I see a lot of “little dogs” going crazy at things observed—many times misconceptions, many times judgmentally rooted. The “little dogs” are those people in a church who point out what everyone is doing wrong. A big spoon of legalism is dished out. Oftentimes this is seen between people who have grown up in the church. A person from one denomination, raised with certain traditions, barks at someone else who has been taught that other traditions were more important, or that their traditions are the “right way to do things.” Possibly the barking dog syndrome is a result of someone becoming puffed up.
The Bible talks a lot about unity of the Body.
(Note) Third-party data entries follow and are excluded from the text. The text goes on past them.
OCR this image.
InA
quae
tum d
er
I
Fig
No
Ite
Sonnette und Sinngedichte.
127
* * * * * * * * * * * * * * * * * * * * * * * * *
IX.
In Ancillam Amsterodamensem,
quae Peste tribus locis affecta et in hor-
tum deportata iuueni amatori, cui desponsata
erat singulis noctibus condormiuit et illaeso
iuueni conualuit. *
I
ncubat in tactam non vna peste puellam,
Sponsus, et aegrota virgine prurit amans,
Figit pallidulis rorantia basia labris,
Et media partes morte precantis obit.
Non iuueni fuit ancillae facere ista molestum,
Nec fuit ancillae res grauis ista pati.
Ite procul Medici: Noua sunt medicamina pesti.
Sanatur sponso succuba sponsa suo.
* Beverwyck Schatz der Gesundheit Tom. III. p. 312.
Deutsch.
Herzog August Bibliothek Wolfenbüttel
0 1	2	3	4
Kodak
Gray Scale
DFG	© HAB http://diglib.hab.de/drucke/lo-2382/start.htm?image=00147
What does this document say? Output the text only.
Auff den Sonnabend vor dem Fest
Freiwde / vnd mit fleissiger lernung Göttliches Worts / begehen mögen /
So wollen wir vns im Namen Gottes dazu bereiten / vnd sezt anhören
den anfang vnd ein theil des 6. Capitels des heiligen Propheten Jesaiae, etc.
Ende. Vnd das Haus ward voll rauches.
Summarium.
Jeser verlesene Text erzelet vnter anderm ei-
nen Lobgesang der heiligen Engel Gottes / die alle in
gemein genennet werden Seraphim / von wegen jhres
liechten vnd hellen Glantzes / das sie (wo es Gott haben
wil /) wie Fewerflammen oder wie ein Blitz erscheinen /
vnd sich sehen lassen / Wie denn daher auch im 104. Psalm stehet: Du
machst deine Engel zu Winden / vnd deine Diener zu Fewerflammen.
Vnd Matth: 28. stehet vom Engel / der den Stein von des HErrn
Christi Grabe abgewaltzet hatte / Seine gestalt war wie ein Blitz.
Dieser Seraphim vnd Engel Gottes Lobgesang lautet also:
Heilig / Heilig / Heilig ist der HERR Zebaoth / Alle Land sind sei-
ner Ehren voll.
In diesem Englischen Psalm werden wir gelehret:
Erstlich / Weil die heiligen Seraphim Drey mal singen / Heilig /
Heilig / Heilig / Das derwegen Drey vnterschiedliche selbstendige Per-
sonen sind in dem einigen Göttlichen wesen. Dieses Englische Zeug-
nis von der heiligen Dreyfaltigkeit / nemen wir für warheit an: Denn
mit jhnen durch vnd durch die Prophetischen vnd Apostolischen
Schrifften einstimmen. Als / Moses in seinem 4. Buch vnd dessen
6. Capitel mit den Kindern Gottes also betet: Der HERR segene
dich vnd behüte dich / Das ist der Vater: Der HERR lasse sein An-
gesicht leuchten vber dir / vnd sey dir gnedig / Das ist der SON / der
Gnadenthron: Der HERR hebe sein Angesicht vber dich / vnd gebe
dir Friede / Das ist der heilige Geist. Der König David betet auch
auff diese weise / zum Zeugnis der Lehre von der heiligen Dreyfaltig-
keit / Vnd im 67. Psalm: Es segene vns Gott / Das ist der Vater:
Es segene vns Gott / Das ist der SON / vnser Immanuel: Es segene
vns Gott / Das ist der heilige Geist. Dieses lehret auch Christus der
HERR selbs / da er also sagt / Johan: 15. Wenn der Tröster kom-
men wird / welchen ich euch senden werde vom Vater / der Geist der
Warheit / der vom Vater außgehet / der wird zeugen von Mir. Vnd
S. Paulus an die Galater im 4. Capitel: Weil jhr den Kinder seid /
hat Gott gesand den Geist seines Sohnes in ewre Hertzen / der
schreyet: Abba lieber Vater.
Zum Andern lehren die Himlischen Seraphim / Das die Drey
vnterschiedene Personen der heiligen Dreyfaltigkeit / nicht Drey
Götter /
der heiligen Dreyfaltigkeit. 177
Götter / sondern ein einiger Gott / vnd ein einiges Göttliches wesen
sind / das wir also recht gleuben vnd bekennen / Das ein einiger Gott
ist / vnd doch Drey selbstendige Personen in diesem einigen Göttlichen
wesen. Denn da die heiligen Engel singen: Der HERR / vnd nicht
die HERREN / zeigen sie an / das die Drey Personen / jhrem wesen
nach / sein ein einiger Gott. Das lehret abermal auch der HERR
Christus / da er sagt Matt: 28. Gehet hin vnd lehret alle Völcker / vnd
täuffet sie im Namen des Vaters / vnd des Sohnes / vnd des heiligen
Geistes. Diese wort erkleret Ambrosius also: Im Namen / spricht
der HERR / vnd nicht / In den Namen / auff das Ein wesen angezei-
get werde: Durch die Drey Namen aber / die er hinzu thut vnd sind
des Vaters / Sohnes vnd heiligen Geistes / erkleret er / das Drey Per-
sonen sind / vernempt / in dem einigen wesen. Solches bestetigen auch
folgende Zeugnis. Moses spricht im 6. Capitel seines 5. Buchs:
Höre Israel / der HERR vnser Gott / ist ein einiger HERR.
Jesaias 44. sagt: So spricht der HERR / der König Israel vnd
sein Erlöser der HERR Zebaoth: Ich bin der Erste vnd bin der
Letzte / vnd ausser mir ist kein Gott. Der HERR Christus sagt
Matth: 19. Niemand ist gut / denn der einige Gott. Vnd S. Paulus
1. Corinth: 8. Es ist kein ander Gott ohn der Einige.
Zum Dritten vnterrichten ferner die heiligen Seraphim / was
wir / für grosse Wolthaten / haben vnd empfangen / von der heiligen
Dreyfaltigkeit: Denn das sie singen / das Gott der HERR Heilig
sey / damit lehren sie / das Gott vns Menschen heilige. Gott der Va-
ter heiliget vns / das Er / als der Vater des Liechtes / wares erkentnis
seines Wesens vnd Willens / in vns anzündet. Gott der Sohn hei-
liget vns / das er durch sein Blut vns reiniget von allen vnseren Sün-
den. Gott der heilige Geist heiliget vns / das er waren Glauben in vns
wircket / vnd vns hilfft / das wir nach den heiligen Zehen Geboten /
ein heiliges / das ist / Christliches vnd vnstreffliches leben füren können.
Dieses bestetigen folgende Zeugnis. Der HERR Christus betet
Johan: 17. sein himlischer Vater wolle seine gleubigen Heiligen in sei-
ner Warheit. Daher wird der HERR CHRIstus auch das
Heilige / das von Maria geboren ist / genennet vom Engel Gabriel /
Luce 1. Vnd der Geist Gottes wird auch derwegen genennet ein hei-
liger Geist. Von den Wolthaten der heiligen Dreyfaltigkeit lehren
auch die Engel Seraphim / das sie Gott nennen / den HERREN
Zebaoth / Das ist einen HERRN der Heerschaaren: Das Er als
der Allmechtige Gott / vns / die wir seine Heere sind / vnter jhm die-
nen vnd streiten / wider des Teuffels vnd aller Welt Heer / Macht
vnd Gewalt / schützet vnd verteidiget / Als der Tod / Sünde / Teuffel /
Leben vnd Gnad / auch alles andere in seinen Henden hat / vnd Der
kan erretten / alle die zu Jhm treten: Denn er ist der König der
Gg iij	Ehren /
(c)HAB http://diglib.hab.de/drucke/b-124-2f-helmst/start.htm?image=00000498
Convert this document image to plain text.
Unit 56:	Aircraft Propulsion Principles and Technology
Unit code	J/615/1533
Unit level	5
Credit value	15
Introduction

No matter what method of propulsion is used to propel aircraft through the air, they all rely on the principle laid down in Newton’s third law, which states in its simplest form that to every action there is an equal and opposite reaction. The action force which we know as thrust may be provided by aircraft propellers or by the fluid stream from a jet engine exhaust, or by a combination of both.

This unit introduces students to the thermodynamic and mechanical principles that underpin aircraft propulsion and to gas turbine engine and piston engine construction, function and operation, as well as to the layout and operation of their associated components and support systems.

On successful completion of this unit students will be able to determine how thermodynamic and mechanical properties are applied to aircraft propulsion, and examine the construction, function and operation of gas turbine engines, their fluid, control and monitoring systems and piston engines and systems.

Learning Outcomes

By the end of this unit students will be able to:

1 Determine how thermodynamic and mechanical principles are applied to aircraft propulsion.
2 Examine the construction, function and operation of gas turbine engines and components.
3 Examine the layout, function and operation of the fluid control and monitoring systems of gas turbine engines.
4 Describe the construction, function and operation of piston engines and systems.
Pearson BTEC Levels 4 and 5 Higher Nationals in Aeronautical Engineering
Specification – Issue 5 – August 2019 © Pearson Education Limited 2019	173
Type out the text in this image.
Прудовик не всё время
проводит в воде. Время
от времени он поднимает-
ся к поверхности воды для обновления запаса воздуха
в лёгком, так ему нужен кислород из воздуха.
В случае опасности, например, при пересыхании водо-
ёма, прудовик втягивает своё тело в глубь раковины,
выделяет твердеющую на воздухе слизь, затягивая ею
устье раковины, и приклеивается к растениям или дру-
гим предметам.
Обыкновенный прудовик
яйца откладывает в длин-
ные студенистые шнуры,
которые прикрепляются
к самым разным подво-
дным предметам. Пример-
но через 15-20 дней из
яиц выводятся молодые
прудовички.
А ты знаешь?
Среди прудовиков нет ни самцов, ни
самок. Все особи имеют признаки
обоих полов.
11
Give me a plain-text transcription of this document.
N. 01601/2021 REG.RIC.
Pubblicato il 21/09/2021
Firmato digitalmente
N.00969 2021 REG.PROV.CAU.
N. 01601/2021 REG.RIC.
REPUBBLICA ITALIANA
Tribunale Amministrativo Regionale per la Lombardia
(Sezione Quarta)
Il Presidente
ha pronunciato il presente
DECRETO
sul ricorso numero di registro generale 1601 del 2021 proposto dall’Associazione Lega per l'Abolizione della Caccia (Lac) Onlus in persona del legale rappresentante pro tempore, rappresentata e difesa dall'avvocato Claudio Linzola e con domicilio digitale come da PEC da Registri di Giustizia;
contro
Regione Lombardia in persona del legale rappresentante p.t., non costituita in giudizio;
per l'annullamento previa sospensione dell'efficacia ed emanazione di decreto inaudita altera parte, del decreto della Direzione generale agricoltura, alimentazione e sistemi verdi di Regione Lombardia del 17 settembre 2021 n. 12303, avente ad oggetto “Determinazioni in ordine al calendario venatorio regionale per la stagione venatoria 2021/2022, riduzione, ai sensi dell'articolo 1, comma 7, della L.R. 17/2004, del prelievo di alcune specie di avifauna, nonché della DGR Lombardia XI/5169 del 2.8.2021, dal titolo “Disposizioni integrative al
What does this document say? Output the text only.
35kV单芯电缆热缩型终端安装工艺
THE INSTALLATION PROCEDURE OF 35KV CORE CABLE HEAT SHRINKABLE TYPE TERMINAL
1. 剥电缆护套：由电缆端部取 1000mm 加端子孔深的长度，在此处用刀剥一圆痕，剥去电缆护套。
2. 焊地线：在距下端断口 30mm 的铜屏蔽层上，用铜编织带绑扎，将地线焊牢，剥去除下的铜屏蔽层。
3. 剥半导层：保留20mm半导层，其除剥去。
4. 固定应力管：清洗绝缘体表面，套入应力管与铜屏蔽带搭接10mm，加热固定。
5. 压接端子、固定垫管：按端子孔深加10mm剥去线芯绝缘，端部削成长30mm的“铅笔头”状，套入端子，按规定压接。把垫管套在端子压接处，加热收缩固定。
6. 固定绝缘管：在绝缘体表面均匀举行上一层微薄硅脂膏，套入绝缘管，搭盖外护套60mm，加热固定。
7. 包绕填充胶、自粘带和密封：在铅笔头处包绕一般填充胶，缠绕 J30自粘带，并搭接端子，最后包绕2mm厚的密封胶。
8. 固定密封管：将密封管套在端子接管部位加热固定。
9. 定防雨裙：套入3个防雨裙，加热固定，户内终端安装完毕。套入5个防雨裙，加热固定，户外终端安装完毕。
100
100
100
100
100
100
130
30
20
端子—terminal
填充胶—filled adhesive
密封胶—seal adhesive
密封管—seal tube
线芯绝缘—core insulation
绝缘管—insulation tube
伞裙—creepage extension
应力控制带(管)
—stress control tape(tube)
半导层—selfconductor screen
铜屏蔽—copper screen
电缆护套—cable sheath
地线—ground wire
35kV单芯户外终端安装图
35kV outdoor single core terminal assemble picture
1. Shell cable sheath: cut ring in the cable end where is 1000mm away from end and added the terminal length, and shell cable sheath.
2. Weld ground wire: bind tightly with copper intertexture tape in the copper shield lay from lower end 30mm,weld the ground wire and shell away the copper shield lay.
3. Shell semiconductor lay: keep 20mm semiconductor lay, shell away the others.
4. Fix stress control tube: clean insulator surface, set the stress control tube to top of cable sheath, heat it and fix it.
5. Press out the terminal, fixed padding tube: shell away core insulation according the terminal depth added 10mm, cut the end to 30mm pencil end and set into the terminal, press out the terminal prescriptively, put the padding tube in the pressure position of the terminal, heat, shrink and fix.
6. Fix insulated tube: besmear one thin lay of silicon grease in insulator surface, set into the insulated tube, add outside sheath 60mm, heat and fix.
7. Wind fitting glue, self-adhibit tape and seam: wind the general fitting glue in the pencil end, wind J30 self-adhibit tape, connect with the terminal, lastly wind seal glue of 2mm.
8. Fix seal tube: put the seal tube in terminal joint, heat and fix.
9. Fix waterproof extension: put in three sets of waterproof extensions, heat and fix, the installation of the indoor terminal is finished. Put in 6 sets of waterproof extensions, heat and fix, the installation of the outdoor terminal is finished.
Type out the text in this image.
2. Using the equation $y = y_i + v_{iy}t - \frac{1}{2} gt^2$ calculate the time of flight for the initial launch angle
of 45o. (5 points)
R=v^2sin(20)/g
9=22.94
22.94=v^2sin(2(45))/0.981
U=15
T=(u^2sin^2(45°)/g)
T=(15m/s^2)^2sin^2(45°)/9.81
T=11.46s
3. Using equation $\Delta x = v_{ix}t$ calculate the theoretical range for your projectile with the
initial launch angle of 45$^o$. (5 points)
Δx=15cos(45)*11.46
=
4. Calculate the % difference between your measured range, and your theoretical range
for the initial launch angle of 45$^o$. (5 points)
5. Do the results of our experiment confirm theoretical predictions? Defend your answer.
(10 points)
The reason so much time is spent on this topic is because the devil will use anything to try to plant and promote division. The church can often get off course when Jesus is not the most important focus. Whether we are at church, at home, at work, at school—wherever we are at—Jesus should be the main thing. As well, if Jesus is the main thing, we should do whatever we can to promote the unity of the Body. This means the little dog syndrome should stop. Instead, let us love God and love others. May we build up instead of tearing down. The bag in the wind is not something on which to fixate.
“Therefore, since we are surrounded by such a great cloud of witnesses, let us throw off everything that hinders and the sin that so easily entangles. And let us run with perseverance the race marked out for us, fixing our eyes on Jesus, the pioneer and perfecter of faith. For the joy set before him he endured the cross, scorning its shame, and sat down at the right hand of the throne of God. Consider him who endured such opposition from sinners, so that you will not grow weary and lose heart.” – Hebrews 12:1-3 [NIV]
Men of Rules
- Let no one steal your freedom (v. 16)
- Legalism = slavery/bondage à Christ accomplished the Law
- Spiritual elitism – believed if circumcised, watched diets, observed days – then elite
- Asceticism (self-denial and self-modification) – Christ does more than restrain—He puts new desire within a person
- Let no one disqualify or condemn you (v. 16)
- There is NO condemnation in Christ (Romans 8:1)
- Your qualification is from God (2 Corinthians 3:5)
- Let no one beguile you of your reward (v. 18-19)
- Beguile = to declare unworthy of a prize à “Don’t be cheated”
- You do receive a different degree of glory (1 Corinthians 3:8)
TRADITION CANNOT BE EQUAL TO THE WORD OF GOD
Tradition of Man or Truth and Grace of Christ…
- Does is stress man made rules over grace?
- Is it condemning or discipline in love (truth in love)?
- Does it focus on knowledge and formulas or on the Word of God?
- Does it elevate rule keepers over Christ?
- Does it act like elite group?
Bible Study Questions:
1) In verse 16-17, we read not to let anyone say we must celebrate a list of items.
What are these items we should not be forced to celebrate?
Why are these items not mandatory?
What are we to celebrate? (see v. 17)
2) The message mentioned “asceticism” which is a life of self-discipline. It involves practicing strict punishment and restriction (self-denial) to one’s body to modify or change behavior. What are some examples? What is the difference between it being part of the Law or something more?
3) Read verses 20-23.
How does following the rules makes you appear? How is this not true?
The end of this passage says all of this doesn’t “have any power over our desires.” If this doesn’t have the power, where do we get this power over our desires?